Donner naissance au Mexique n'était pas une question de nécessité médicale, mais plutôt une combinaison de la cupidité d'un médecin, de sa paresse, de mon choix personnel et de la somme d'argent que j'avais.
Mais pour Elena Maria Garcia Alonzo, l'une des enquêteurs de l'étude, la raison principale est que beaucoup de médecins manquent d'éthique professionnelle et se sentent supérieurs à leurs patients, ce qui conduit souvent à l'humiliation, aux abus et à la déshumanisation. Certaines des conséquences les plus extrêmes de ce type de mentalité autoritaire en gynécologie et en obstétrique sont la colocalisation des dispositifs intra-utérins pendant le travail, la stérilisation abusive et l'augmentation du nombre d'accouchements par césarienne. Toutes ces pratiques sont considérées comme de la violence obstétricale, un crime punissable par la prison.
Selon Garcia Alonzo, la naissance par une césarienne inutile est une violence obstétricale car elle implique une pratique médicale intrusive impliquant un risque plus élevé pour la vie de la femme et du bébé par rapport au travail vaginal.
Peut-être que je peux comprendre (mais pas approuver) pourquoi le manque de personnel et de lits dans les hôpitaux publics augmente le nombre de césariennes, mais je comprends tout à fait pourquoi cela se produirait aussi dans les hôpitaux privés, où le taux de césariennes est encore plus élevé - parfois jusqu'à 70% de toutes les naissances.
Ma propre césarienne a été pratiquée dans un hôpital privé parce que je n'avais pas d'assurance médicale. Une partie de moi-même était reconnaissante pour la pièce privée et le fait que mon partenaire pouvait rester avec moi tout le temps. Le coût prévu était acceptable - environ 600 USD. Cependant, le jour de mon départ, cette somme avait atteint plus de 1 200 dollars américains, car ils avaient apparemment besoin de plus de médicaments et de matériel pour mon opération.
C'est un bon endroit pour mentionner que les césariennes coûtent beaucoup plus cher que les travaux vaginaux car ce sont des chirurgies majeures. Ils impliquent plus de médecins, plus de médicaments, plus de soins et une hospitalisation plus longue - tout cela s’additionne, ce qui donne un salaire plus élevé pour le médecin et l’hôpital. Par conséquent, les professionnels de la santé peuvent se sentir motivés pour planifier une césarienne, dissimulant la vérité sur les risques possibles pour la mère. Et si le désir d'une femme est d'accoucher par voie vaginale, les médecins ont la capacité d'exagérer afin de la persuader d'avoir une césarienne inutile - souvent au cours des dernières semaines de la grossesse ou même au début du travail, au moment où la mère vulnérable.
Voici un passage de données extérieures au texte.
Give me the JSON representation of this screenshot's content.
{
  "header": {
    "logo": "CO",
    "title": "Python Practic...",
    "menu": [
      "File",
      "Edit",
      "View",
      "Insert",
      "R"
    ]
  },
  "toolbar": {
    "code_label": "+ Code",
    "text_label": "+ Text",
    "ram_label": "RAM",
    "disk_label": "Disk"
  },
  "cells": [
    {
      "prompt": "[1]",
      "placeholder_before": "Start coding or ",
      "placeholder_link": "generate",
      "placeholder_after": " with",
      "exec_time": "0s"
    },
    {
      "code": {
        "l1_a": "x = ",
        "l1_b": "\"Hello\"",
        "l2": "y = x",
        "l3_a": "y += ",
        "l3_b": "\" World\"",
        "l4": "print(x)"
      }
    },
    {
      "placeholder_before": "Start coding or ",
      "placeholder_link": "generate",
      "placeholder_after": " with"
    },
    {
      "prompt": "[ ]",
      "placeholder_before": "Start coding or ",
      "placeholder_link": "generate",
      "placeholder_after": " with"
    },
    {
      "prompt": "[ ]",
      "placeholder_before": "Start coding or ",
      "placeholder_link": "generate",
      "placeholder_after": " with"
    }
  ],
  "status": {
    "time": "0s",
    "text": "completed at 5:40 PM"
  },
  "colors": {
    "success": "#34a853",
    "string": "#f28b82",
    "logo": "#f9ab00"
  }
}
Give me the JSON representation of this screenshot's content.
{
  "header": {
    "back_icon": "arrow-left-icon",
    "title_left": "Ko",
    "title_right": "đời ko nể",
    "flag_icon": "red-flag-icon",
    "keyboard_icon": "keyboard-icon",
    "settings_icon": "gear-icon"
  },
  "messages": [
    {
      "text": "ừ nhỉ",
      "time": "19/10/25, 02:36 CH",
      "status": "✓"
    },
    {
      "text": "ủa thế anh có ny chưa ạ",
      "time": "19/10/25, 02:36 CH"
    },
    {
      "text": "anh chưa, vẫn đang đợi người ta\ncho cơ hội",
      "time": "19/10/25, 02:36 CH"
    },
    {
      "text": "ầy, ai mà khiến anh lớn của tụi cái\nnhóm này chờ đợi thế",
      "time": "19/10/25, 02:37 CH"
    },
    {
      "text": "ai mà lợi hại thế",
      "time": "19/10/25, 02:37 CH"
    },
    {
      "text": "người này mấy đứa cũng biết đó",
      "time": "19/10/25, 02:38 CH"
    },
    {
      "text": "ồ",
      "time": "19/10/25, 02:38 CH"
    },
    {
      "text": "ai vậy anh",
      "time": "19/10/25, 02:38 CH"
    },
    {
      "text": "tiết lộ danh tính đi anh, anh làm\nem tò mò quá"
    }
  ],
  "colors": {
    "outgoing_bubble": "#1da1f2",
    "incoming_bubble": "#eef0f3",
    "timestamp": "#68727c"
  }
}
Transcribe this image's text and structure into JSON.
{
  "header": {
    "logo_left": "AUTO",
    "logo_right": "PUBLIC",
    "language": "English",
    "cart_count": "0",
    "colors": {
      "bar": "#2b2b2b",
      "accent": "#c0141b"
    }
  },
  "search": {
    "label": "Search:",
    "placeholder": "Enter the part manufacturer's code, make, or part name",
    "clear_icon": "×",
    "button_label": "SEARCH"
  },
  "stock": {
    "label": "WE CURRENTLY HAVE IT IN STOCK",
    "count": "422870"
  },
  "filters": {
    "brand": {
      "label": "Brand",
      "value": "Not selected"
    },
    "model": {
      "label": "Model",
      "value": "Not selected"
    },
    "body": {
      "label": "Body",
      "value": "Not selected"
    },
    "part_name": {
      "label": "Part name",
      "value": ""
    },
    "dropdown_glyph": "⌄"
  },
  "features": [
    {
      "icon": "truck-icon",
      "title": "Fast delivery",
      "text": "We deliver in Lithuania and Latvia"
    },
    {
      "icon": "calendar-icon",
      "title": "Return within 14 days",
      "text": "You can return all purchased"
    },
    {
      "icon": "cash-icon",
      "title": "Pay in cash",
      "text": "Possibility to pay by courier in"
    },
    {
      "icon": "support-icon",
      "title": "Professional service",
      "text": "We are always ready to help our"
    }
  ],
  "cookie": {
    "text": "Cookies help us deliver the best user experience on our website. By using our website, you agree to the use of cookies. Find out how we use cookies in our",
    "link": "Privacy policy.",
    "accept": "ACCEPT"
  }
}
Selon les conclusions des enquêteurs, les césariennes rapportent non seulement plus d'argent à l'hôpital et au médecin, mais représentent également une opportunité de pratiquer une technique médicale, voire de faciliter l'organisation du temps. Cela signifie que, dans de nombreuses occasions, la décision d'accoucher par césarienne est conforme aux intérêts du médecin plutôt qu'à ceux de la mère et du bébé.
Près de trois ans se sont écoulés depuis la naissance de ma fille - une expérience épouvantable qui, je l'espérais, serait magique - et j'ai l'impression d'avoir été victime d'une corruption généralisée, avec de nombreuses autres femmes au Mexique. Je ressens encore du ressentiment envers mon gynécologue, l'hôpital et le système médical dans son ensemble. Donc, parce que j'ai la chance d'avoir le choix, mon prochain bébé sera né en Slovénie.